The national OCD charity, run by and for people with lived experience of OCD
Martin Luther (1483–1546), was a German priest and professor of theology who initiated the Protestant Reformation.
Luther was born in a small town, Eisleben, Saxony (now, southeast Germany) to a common miner but went on to become the first and most important leader of the Protestant Reformation in Europe and it is believed he might have suffered from what we now call OCD. Luther’s protégé, Philip Melanchthon wrote that often when contemplating the wrath of God he would repeatedly mingle with his prayers and went on to claim, “That these terrors he experienced either for the first time, or in the most acute manner, during the year in which he was deprived of a favourite friend, who lost his life by some accident of which I am ignorant.”

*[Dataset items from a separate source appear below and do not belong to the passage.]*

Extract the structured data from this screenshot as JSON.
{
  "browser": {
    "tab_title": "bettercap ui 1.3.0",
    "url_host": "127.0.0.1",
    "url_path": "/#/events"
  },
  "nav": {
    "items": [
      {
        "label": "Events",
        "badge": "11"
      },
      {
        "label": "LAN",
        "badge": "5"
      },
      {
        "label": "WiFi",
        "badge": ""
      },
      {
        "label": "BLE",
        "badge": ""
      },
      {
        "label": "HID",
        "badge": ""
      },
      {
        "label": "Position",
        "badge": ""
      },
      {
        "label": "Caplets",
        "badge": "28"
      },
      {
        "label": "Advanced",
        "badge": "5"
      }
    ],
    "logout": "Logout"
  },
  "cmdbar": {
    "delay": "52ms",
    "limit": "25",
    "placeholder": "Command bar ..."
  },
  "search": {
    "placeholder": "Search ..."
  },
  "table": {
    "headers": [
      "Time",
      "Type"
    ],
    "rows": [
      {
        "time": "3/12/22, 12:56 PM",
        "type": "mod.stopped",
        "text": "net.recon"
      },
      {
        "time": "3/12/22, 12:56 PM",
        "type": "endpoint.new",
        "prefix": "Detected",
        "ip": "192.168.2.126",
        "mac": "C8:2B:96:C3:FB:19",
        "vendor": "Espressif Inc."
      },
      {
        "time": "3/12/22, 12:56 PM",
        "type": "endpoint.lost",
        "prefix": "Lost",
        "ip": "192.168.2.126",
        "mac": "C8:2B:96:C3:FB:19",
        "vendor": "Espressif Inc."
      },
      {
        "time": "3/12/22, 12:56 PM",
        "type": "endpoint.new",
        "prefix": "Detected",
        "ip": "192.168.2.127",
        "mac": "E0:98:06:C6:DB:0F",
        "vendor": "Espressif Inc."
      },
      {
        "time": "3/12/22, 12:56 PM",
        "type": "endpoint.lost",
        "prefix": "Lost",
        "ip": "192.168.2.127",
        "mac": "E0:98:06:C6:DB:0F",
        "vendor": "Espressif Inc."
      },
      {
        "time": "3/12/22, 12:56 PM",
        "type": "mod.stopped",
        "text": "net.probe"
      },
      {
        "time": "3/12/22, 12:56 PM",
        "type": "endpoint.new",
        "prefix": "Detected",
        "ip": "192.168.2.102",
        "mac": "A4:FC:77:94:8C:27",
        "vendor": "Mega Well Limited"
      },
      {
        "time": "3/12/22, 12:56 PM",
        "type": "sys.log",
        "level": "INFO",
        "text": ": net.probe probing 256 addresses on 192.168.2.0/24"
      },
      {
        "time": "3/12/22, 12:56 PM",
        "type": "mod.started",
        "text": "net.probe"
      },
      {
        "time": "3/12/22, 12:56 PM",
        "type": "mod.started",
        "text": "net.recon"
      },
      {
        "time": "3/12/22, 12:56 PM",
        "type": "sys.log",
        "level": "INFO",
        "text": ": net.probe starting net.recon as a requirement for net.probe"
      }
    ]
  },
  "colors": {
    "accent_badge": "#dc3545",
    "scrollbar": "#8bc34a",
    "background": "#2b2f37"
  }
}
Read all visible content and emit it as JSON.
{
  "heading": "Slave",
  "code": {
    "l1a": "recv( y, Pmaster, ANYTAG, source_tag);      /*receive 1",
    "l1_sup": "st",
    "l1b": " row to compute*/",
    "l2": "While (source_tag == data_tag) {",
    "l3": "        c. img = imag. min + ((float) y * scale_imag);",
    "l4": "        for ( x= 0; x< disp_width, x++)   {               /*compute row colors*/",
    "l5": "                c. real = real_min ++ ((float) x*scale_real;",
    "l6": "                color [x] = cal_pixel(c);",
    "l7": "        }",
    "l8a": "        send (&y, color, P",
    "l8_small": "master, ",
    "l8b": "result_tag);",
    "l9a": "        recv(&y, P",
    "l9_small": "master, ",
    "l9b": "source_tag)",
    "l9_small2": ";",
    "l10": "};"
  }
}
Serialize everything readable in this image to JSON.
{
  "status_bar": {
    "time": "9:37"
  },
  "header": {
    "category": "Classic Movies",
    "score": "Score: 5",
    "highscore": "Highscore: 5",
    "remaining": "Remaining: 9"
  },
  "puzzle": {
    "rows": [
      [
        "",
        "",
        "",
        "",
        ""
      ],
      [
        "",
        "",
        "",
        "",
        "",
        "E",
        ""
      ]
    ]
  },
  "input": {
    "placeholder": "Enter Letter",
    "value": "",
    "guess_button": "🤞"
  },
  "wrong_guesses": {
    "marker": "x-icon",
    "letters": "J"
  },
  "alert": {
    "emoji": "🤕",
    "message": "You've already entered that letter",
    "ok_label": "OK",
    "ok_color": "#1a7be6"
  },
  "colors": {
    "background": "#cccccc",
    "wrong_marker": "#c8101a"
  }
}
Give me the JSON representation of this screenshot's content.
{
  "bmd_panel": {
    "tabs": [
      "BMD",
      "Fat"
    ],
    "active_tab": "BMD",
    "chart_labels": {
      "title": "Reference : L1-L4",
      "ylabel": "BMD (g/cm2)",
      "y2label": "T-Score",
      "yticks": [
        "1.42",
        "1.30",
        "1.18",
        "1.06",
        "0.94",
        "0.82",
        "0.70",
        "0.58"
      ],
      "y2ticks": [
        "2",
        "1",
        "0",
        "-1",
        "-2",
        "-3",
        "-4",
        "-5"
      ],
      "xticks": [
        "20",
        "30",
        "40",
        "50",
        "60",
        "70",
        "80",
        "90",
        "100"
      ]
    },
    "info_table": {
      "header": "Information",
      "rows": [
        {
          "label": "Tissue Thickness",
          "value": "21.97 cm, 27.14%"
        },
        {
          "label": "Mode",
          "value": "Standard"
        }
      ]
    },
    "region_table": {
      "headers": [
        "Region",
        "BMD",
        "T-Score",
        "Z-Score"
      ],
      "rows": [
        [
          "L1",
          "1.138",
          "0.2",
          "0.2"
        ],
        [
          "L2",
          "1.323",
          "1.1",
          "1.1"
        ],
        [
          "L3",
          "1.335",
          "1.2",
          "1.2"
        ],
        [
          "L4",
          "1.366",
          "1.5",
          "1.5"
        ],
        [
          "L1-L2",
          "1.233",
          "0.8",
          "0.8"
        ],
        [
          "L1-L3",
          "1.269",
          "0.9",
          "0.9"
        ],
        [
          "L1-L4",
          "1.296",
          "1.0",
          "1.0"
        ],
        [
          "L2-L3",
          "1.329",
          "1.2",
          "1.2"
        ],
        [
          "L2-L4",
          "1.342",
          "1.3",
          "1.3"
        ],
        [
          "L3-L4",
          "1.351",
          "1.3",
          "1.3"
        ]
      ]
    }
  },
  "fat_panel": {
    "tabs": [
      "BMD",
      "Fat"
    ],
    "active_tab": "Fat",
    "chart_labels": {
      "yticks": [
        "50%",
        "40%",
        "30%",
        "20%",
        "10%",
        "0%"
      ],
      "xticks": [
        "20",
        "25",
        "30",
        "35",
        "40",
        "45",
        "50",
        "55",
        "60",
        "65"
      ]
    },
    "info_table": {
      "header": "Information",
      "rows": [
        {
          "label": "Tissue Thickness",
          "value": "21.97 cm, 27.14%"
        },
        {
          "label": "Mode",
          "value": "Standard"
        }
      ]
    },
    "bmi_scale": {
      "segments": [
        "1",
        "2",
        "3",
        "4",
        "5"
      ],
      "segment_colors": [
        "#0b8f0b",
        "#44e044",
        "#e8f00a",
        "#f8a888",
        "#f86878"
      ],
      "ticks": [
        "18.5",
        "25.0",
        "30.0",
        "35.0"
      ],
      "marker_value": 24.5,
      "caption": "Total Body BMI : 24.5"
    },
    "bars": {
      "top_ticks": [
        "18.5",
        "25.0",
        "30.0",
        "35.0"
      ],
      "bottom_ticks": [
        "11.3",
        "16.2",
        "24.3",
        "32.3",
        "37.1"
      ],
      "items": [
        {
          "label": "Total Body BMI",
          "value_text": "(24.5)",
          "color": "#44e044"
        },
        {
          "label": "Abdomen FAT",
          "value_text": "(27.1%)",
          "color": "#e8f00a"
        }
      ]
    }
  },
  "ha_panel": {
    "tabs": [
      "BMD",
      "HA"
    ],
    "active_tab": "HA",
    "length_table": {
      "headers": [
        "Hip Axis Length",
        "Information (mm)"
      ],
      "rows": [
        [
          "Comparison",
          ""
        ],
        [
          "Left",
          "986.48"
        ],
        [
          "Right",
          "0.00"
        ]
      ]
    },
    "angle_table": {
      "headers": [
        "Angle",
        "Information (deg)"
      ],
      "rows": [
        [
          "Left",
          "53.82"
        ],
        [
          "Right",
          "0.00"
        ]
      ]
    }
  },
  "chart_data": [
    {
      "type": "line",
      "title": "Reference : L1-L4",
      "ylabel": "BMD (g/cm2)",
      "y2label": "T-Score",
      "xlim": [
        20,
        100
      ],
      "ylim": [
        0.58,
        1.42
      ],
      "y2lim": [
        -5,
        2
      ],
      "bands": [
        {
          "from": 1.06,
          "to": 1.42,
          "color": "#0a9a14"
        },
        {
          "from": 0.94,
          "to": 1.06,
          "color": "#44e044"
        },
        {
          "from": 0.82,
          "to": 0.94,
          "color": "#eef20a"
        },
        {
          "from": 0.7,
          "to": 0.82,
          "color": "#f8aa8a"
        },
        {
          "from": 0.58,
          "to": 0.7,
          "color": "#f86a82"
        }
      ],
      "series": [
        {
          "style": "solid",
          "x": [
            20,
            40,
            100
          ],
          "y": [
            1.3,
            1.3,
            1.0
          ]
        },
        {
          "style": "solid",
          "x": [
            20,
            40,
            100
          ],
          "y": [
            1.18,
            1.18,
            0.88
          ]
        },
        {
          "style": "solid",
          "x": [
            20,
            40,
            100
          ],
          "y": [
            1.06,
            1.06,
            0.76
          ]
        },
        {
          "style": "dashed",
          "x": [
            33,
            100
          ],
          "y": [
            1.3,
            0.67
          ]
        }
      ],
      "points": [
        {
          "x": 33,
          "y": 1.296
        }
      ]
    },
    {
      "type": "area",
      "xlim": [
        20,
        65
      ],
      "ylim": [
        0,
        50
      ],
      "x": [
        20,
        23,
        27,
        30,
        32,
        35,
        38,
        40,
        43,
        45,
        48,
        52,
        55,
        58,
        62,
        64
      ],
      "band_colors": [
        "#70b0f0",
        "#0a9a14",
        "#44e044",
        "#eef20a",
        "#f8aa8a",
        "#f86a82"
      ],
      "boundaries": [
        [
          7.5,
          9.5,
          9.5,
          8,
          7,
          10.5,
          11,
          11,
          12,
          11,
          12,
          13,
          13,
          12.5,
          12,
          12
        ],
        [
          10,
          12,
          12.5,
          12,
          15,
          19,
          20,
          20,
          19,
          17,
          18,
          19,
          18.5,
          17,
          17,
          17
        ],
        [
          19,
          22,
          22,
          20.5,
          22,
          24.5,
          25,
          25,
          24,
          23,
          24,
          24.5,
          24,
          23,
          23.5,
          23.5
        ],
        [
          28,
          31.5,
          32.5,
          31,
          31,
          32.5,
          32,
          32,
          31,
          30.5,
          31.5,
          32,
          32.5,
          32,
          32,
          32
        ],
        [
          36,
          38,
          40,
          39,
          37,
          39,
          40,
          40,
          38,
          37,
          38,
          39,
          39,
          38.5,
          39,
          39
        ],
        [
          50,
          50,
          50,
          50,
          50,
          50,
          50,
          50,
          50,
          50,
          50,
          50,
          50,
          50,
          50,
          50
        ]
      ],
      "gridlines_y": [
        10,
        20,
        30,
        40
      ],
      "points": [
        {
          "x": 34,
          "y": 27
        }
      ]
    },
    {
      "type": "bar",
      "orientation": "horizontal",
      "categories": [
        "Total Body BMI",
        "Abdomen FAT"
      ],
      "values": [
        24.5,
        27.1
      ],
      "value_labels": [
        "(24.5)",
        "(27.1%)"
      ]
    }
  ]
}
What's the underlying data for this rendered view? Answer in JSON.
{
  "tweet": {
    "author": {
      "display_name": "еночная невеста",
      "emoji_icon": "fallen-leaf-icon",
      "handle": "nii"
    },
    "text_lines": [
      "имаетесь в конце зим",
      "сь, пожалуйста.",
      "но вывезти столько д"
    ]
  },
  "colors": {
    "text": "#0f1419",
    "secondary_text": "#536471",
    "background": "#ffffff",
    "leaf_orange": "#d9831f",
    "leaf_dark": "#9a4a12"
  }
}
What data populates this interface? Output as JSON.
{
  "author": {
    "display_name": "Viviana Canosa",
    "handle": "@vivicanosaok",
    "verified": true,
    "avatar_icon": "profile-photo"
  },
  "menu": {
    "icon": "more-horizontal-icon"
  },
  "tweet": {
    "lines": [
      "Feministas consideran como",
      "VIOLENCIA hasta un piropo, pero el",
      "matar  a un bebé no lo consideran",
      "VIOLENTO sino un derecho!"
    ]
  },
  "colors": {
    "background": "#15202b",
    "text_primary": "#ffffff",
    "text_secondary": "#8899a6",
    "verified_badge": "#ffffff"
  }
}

Even after his ordination in 1507 he was haunted with insecurity over his eternal fate, it’s written “Luther described feelings of ‘fleshly lust, wrath, hatred, or envy against any brother’ which constantly ‘vexed’ him and would not leave no matter how hard he tried to block them from his mind. He also experienced periods of “blasphemous” thought that left him confused and disturbed and was tormented by urges to curse God and Jesus.” Some would now consider this OCD if being diagnosed today, OCD with obsessive relationship fears and doubts or something some call Scrupulosity.
Luther later made some very insightful comments which would not be out of place coming from a therapist today when faced with someone with this type of OCD.
It’s also said that when he prayed, Luther was obsessed with images of ‘the Devil’s behind.’ and that he went to confession so often annoying other priests, which arguably could have been a compulsion to ‘confess’ and / or seek reassurance, both of which would be common OCD compulsions.
It’s reported he said, “There are two kinds of blasphemy. First, there is active blasphemy when we consciously and intentionally look for reasons to blaspheme. But second, there is passive blasphemy, when the devil introduces such perverse thoughts into our heads against our will and in spite of our struggle against them. By means of these thoughts, God wishes to occupy us so that we don’t get lazy and snore, but fight against them and pray.”
Possibly drawing on his own blasphemous experiences, by suggesting God puts bad thoughts there so not to get lazy but fight against them, he had clearly concluded they were just intrusive thoughts, and didn’t mean he was a bad person.